Each condition uses metav1.Condition with Type, Status, Reason, Message, LastTransitionTime, ObservedGeneration. Reasons follow PascalCase convention (e.g. BuildPending, ImagePullFailed, EnvironmentMissing).

FunctionStatus

go
// +kubebuilder:subresource:status
type Function struct {
    metav1.TypeMeta   `json:",inline"`
    metav1.ObjectMeta `json:"metadata,omitempty"`
    Spec              FunctionSpec   `json:"spec"`
    // +optional
    Status            FunctionStatus `json:"status,omitempty"`
}

type FunctionStatus struct {
    // ObservedGeneration reflects the spec generation last reconciled.
    // +optional
    ObservedGeneration int64 `json:"observedGeneration,omitempty"`
    // Conditions are the latest observations of a Function's state.
    // +optional
    // +patchMergeKey=type
    // +patchStrategy=merge
    // +listType=map
    // +listMapKey=type
    Conditions []metav1.Condition `json:"conditions,omitempty" patchStrategy:"merge" patchMergeKey:"type"`
}

CEL rules — representative migrations

Current in-code check (validation.go:FunctionSpec.Validate):

go
if fs.Environment.Name == "" {
    result = multierror.Append(result, MakeValidationErr(ErrorUnsupportedType, "FunctionSpec.Environment.Name", fs.Environment.Name, "environment name required"))
}

Becomes:

go
// +kubebuilder:validation:XValidation:rule="self.environment.name != ''",message="environment name required"
type FunctionSpec struct { ... }

More examples:

go
// Package.Spec.Deployment: exactly one of literal / url / oci
// +kubebuilder:validation:XValidation:rule="[has(self.literal) && self.literal != '', has(self.url) && self.url != '', has(self.oci)].filter(x, x).size() == 1",message="exactly one of literal, url, or oci must be set"

// HTTPTrigger.Spec: host is non-empty when ingress.annotations has cert-manager.io
// +kubebuilder:validation:XValidation:rule="!(has(self.ingressConfig.annotations) && self.ingressConfig.annotations.exists(k, k.startsWith('cert-manager.io'))) || self.host != ''",message="host required when cert-manager annotations present"

// Environment.Spec.Poolsize: non-negative
// +kubebuilder:validation:Minimum=0

// CanaryConfig.Spec.WeightIncrement: 1..100
// +kubebuilder:validation:Minimum=1
// +kubebuilder:validation:Maximum=100

SSA markers

Apply to every list of objects:

go
// FunctionSpec
type FunctionSpec struct {
    // +listType=map
    // +listMapKey=name
    Secrets []SecretReference `json:"secrets,omitempty"`
    // +listType=map
    // +listMapKey=name
    ConfigMaps []ConfigMapReference `json:"configmaps,omitempty"`
    // ...
    // +kubebuilder:validation:XValidation:rule="self == oldSelf",message="environment is immutable"
    Environment EnvironmentReference `json:"environment"`
}

Regeneration pipeline

make codegen && make generate-crds && make generate-webhooks must run and produce clean diffs.
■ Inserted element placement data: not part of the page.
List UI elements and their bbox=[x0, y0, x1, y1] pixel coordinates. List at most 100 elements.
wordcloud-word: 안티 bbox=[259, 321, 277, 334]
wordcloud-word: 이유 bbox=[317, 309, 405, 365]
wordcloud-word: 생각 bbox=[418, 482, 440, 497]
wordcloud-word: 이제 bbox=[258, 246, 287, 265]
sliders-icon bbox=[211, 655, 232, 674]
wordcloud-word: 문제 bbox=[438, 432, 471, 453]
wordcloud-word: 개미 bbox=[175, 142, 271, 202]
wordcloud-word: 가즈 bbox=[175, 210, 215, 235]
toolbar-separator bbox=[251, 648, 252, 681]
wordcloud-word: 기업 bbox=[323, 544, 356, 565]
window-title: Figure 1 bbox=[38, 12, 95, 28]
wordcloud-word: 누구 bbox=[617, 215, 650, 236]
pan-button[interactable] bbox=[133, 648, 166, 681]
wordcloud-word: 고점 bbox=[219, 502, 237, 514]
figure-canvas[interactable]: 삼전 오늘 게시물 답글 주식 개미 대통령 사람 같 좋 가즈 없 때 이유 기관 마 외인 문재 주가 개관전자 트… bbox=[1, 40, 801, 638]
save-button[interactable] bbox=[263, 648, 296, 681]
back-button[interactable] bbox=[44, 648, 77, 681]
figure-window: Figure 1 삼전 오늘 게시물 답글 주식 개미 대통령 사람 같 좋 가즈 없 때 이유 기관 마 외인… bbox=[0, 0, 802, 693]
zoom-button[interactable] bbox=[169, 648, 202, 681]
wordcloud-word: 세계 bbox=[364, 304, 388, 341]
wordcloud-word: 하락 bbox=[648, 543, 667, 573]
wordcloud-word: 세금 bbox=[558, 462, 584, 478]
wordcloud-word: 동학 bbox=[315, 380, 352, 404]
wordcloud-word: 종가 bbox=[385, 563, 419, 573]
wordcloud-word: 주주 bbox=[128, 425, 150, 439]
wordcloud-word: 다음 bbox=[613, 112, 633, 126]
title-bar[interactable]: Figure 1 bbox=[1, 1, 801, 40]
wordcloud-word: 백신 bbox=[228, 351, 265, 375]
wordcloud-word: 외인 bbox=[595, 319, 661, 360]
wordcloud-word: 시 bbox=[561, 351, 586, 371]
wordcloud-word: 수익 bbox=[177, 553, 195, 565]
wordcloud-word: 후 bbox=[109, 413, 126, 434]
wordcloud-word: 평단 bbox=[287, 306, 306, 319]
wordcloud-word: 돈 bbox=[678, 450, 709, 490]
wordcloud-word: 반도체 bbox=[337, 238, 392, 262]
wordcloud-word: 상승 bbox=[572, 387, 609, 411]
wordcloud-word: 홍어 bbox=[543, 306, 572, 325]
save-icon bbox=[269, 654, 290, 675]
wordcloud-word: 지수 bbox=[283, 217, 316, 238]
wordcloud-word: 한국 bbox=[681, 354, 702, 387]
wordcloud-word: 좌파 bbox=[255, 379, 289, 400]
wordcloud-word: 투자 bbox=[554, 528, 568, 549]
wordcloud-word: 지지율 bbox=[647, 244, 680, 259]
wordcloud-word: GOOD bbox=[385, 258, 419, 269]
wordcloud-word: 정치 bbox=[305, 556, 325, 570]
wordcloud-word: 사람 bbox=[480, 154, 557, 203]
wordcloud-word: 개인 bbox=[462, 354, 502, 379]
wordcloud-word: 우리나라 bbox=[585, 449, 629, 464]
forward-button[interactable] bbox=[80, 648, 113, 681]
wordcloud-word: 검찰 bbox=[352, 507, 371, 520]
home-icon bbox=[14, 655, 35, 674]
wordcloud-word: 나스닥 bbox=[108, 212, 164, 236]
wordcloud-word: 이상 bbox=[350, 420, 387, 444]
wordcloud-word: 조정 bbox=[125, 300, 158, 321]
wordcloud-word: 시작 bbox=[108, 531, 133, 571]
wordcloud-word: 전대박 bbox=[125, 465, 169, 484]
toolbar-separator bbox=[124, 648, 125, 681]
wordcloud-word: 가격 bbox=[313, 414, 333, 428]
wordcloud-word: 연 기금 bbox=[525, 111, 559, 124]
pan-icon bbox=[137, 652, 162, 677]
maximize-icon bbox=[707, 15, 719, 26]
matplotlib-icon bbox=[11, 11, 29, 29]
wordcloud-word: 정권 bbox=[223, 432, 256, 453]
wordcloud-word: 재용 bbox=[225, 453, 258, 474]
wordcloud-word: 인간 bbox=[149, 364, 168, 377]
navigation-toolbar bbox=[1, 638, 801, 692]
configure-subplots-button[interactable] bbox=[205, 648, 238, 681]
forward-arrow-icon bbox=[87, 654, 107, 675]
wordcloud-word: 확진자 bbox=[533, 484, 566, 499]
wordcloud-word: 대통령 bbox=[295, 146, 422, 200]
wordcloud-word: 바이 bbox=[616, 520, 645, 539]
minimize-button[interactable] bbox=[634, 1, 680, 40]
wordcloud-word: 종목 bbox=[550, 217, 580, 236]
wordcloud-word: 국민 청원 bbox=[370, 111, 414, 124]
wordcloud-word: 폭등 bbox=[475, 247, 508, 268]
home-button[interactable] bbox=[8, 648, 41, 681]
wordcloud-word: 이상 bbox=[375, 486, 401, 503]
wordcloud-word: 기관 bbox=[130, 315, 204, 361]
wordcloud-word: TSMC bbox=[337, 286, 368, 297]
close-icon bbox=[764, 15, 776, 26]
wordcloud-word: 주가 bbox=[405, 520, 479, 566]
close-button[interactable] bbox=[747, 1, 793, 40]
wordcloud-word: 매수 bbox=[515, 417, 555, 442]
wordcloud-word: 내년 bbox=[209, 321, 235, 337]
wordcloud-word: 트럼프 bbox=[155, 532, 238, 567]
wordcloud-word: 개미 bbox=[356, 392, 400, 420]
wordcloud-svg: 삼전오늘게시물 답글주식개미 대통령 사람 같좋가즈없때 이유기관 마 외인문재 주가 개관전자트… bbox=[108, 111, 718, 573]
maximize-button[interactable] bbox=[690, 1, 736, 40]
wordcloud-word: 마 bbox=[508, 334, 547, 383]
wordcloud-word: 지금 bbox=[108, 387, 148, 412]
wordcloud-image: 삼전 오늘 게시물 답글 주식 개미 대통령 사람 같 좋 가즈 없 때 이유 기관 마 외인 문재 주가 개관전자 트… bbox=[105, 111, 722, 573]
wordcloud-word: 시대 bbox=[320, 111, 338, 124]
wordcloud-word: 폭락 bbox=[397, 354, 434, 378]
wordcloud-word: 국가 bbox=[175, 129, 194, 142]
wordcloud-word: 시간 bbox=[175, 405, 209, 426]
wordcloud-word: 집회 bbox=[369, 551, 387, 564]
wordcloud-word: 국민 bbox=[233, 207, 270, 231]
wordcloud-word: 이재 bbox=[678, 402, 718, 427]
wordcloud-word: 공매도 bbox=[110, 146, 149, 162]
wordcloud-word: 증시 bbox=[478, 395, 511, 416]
CI already enforces this; this RFC adds:

  • A make check-cel target that runs kubectl apply --dry-run=server of a curated set of valid + invalid fixtures against a kind cluster.
  • A docs/crd-conditions.md generated from condition constants.

Alternatives considered

  1. Keep Go validation, skip CEL. Status quo. Fails the observability + tooling goals.
  2. Rewrite CRDs from scratch in v1beta2. Breaks every client. No.
  3. Deprecate and remove legacy status fields immediately. Violates backward compat. Deprecated but kept for 2+ minor releases.

Backward compatibility

Purely additive.

  • New Conditions arrays on statuses — existing clients ignore them.
  • New FunctionStatus subresource — existing writers that set .status via the main resource will get a 422 only if they previously wrote to .status (which would have been a no-op since there was no status subresource). All existing writers use the main resource and write .spec only.
  • CEL rules enforced at apiserver admission. Rules are audited against current production data; any rule that would reject an existing valid resource is either (a) relaxed, or (b) gated behind a feature-flag and phased in over 2 releases.
  • Existing CLI continues to work. fission fn get output gains a new CONDITIONS column (opt-in via -o wide).

Rollout phases

  1. Phase 1 — Types + conditions scaffolding. Add condition constants and *Status.Conditions fields. Add FunctionStatus. Regenerate CRDs. Ships in v1.N.
  2. Phase 2 — Controllers write conditions. Buildermgr writes BuildSucceeded; executor writes EndpointsReady (aligned with RFC-0002); router writes RouteAdmitted. Ships in v1.N.
  3. Phase 3 — SSA markers and immutability. Regenerate CRDs with listType/listMapKey and Immutable markers. Ships in v1.N.
  4. Phase 4 — CEL migration batch 1. Port obviously-safe rules (required fields, ranges, enums). Ships in v1.N.
  5. Phase 5 — CEL migration batch 2. Port complex rules (mutually-exclusive fields, compound conditions). Dry-run audit across curated clusters first. Ships in v1.(N+1).
  6. Phase 6 — Deprecate legacy Go validation duplicates. validation.go kept for CLI client-side use only. Webhook retains cross-object rules. v1.(N+1).

Verification

  • Unit: Condition setter helpers in pkg/conditions/ round-trip; no duplicate condition types; LastTransitionTime only updates on status change.
  • Envtest: kubectl wait --for=condition=Ready function/foo succeeds after the function's package builds and endpoints are ready.
  • E2E: existing tests pass unchanged. Add test_conditions.sh that asserts the full condition timeline for a happy-path function.
  • CEL smoke: each CEL rule has a positive + negative fixture under pkg/apis/core/v1/testdata/; make check-cel applies them via envtest.
  • SSA: two clients patch non-overlapping fields on the same Function; both survive. Integration test in test/ssa/test_two_writers.sh.
  • Compat audit: script that lists every CR in a target cluster and runs kubectl apply --dry-run=server -f <re-exported>; expect 100% success rate on any existing resource.

Open questions

  • Some tools (helm diff, etc.) interact poorly with generated conditions fields; need a Helm lookup-free pattern for the CRDs.
  • Do we want to expose function cold-start duration on the Function status itself? It's observational, not desired-state. Lean: keep it on metrics only, not on Status.
  • Canary's bare Status string — do we keep it forever or deprecate via release notes? Lean: keep forever (cheap), add conditions alongside.